The Daily Gamecock

Roediger: 'People today are directly affected by the slaves seeking freedom'

Visiting professor discusses impact of emancipation

Distinguished visiting professor David Roediger stressed that “oppressed people can make things change” in a lecture given to more than 100 students and faculty members Monday evening in Gambrell Hall.

Roediger explored the diffusion of emancipationist ideals, particularly in the period of American history shortly following the Civil War, in his lecture, entitled “American Spring: The Spread of Emancipationist Impulse to White America after the Civil War,” presented by the USC History Center.

A scholar on race, labor and immigration movements in American history and a professor of history and African-American studies at the University of Illinois, Roediger explained that freedom is not something that is easily contained to one group of people. He credited the abolition of slavery and the emancipation movement with spurring women’s suffrage and labor rights movements.

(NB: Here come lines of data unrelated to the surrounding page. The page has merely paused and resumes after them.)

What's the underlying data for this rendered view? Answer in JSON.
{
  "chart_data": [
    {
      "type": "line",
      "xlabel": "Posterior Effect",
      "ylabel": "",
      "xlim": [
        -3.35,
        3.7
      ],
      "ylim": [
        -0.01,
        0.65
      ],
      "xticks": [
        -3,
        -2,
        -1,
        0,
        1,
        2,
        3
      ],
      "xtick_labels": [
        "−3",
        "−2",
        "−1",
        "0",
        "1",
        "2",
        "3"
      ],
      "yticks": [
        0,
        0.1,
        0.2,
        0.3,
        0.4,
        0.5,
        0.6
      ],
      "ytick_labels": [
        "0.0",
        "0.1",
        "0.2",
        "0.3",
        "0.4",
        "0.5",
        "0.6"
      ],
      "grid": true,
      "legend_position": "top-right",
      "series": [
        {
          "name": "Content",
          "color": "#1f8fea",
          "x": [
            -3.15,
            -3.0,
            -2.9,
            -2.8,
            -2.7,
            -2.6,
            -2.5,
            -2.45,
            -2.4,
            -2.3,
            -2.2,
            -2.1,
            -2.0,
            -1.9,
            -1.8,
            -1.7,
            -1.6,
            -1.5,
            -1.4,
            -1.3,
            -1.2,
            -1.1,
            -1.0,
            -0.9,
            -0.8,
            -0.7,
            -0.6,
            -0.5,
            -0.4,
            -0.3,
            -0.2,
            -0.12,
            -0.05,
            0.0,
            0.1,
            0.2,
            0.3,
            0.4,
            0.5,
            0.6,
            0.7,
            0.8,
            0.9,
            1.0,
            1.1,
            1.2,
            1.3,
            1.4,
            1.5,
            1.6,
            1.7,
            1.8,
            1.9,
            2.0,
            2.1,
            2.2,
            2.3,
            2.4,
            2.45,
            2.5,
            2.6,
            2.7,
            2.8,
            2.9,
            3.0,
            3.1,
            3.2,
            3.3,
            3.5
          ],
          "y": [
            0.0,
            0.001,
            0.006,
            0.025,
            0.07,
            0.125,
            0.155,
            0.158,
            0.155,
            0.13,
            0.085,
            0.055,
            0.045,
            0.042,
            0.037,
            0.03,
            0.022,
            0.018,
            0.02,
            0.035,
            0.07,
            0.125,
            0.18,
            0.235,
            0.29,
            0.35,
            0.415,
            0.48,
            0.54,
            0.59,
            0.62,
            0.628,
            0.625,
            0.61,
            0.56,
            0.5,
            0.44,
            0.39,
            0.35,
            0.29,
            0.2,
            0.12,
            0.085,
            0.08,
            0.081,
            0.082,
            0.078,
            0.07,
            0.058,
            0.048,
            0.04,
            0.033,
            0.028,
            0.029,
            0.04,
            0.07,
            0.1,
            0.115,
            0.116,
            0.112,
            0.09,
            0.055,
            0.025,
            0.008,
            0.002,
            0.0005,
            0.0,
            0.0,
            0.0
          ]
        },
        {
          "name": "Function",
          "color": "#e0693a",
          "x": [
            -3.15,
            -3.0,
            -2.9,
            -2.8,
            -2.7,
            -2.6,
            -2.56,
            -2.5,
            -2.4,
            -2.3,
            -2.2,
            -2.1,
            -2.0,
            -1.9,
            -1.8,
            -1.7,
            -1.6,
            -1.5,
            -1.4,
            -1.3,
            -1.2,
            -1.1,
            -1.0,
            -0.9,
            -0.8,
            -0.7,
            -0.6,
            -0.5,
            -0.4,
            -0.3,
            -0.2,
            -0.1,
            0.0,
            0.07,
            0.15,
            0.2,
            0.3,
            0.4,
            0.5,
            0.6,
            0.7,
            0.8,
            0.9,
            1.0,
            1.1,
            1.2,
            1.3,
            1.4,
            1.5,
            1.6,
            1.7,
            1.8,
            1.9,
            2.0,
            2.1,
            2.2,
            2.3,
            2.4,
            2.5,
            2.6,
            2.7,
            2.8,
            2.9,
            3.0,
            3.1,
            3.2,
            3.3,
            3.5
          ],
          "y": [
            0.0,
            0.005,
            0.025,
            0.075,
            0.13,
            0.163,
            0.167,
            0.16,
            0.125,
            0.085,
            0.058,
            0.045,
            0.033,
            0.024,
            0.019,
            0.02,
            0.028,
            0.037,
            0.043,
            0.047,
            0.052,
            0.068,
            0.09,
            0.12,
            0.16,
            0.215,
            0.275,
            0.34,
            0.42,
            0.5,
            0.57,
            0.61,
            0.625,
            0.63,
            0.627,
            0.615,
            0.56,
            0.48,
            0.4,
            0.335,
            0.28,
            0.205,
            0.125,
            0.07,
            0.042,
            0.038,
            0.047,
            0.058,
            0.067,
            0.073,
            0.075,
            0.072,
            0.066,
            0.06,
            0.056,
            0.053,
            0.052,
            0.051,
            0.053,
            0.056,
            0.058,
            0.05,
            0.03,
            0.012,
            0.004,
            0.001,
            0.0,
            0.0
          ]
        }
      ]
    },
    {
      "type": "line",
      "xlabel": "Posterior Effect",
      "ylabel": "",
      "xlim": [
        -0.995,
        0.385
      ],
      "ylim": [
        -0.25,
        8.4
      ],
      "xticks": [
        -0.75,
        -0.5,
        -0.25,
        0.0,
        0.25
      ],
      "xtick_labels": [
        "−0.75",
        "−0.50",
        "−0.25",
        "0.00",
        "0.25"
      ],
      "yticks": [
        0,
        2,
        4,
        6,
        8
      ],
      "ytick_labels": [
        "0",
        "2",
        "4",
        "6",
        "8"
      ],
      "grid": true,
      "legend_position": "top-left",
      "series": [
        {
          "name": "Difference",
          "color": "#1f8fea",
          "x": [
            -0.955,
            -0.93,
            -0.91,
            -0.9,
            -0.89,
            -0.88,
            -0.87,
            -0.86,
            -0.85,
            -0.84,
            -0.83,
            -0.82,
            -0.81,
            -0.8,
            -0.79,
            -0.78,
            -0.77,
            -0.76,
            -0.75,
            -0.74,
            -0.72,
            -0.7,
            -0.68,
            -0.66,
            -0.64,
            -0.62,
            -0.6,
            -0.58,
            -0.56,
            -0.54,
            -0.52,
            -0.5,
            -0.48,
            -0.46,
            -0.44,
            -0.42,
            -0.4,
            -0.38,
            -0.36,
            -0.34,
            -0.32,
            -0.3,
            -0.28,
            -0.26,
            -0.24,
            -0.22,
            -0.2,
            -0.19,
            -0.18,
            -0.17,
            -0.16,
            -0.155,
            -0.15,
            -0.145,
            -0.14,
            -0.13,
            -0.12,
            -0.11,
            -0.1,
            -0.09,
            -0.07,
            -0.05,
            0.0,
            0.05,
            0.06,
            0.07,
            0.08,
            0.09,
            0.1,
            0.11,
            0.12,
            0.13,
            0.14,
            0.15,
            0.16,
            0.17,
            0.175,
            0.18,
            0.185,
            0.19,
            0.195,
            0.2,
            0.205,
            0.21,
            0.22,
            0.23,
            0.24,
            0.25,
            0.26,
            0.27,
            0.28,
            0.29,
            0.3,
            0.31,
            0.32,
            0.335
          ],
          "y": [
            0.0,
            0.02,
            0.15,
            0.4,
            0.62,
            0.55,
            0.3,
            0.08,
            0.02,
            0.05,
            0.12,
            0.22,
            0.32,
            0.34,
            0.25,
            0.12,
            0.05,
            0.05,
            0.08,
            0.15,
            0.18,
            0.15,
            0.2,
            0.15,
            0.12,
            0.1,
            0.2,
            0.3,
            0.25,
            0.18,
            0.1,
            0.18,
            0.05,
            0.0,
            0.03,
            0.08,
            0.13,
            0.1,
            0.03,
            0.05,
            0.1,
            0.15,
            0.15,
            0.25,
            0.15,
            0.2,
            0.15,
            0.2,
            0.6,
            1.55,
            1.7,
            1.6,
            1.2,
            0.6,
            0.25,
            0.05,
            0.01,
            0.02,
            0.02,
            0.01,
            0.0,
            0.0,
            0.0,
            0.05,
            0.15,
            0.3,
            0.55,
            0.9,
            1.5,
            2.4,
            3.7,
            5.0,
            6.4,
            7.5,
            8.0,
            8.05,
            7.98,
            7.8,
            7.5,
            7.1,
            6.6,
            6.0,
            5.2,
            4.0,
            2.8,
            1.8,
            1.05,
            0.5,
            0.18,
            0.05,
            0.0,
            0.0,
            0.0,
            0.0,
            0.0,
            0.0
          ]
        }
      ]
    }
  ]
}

Roediger discussed the consequences of the Civil War through the eyes of freed slaves, who called their emancipation a “jubilee.”

“Immediate, uncompensated emancipation of slaves (was once) the impossible thing in American politics,” Roediger said. “Not only had the impossible happened, but once it happened, it happened as a result of slave agency.”

Freedom, he said, was not an original goal of the Civil War but was accomplished when slaves realized they had an “opportunity to turn it into an emancipationist’s war.” The slaves “had a tremendous hand in their own emancipation,” Roediger said.

“The world (became) up for grabs,” he said. “Freed people (began) to seize everything that was denied them.”

After the successful emancipation movement, Roediger explained that other groups of oppressed people began to question, “What would freedom mean for us?” It was in these post-Civil War years of reconstruction that arguments for women’s suffrage and workers’ rights would eventually gain traction.

“People had a sense of opportunity to make headway on all sorts of fronts,” Roediger said.

Roediger’s lecture was inspired by his ideas for an upcoming book. The origins, he said, were a combination of the many Civil War anniversaries that are recognized and, more significantly, the recent domino-like chain of freedom revolutions in the Arab world in the midst of the so-called Arab Spring.

Similar to the succession of the emancipation, women’s suffrage and workers’ rights movements in this country’s history, Roediger said the Arab Spring is “an example of the way that thoughts of freedom are like a contagion.”

“People today are actually directly affected by the slaves seeking freedom,” Roediger said.

Roediger has authored or co-authored over a dozen books and taught at several universities. He is spending the semester conducting research and teaching a graduate course at USC.